Details of outbreak: Fauci says the worry is that the outbreak could be long-term until the DRC becomes more secure, and public health officials can successfully conduct the ring vaccination, quarantine and treatment procedures needed to contain and eradicate the disease.

  • The DRC Ministry of Health reports a mix of success from community outreach efforts and continued episodes of violence, such as when a team of 3 civil protection agents and 1 epidemiologist were taken hostage by rebels this week at the village of Matembo, which is between Beni and Butembo.
  • But, the World Health Organization said Thursday they are seeing a positive impact from measures being taken there.
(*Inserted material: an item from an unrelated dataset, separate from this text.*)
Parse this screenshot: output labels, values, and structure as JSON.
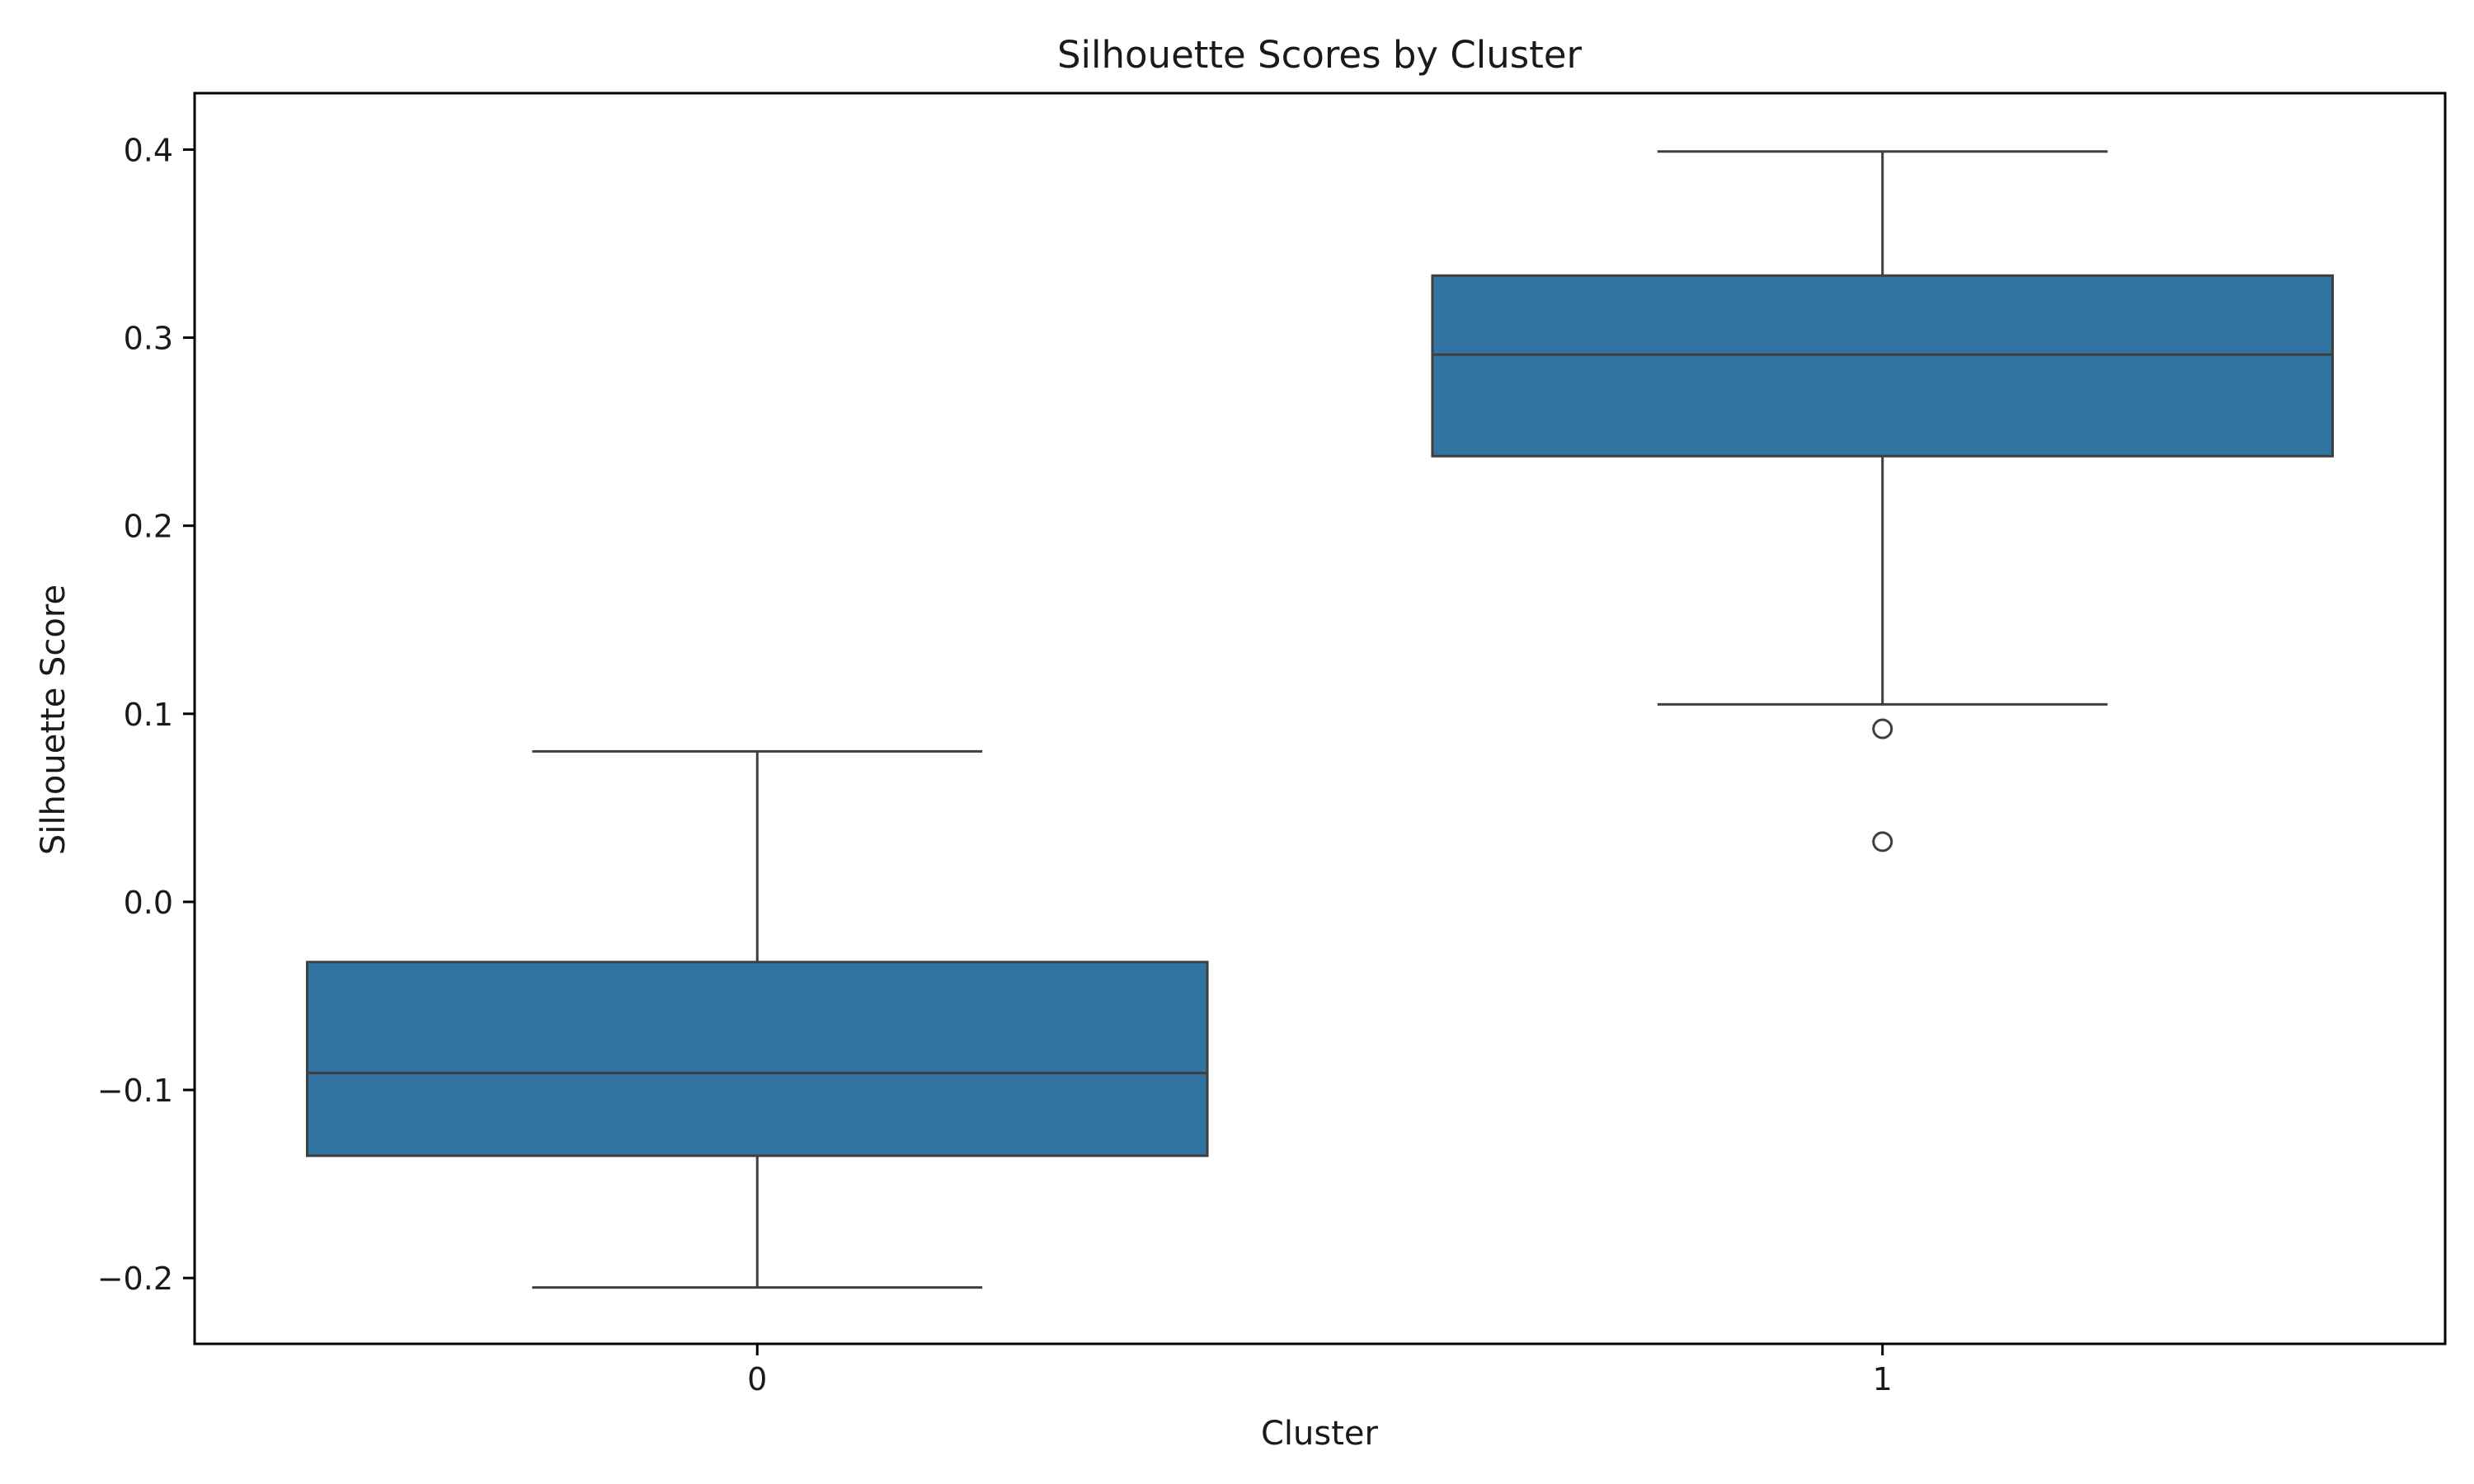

Other developments: The Food and Drug Administration announced Friday it issued the emergency use authorization (EUA) of a rapid, single-use test for detection of the Zaire Ebola virus, which is the current strain in DRC.

  • The test, called DPP Ebola Antigen System, is the second Ebola rapid antigen fingerstick test available under EUA. But it's the first that uses a portable battery-operated reader, which could make it ideal for on-the-ground testing during outbreaks.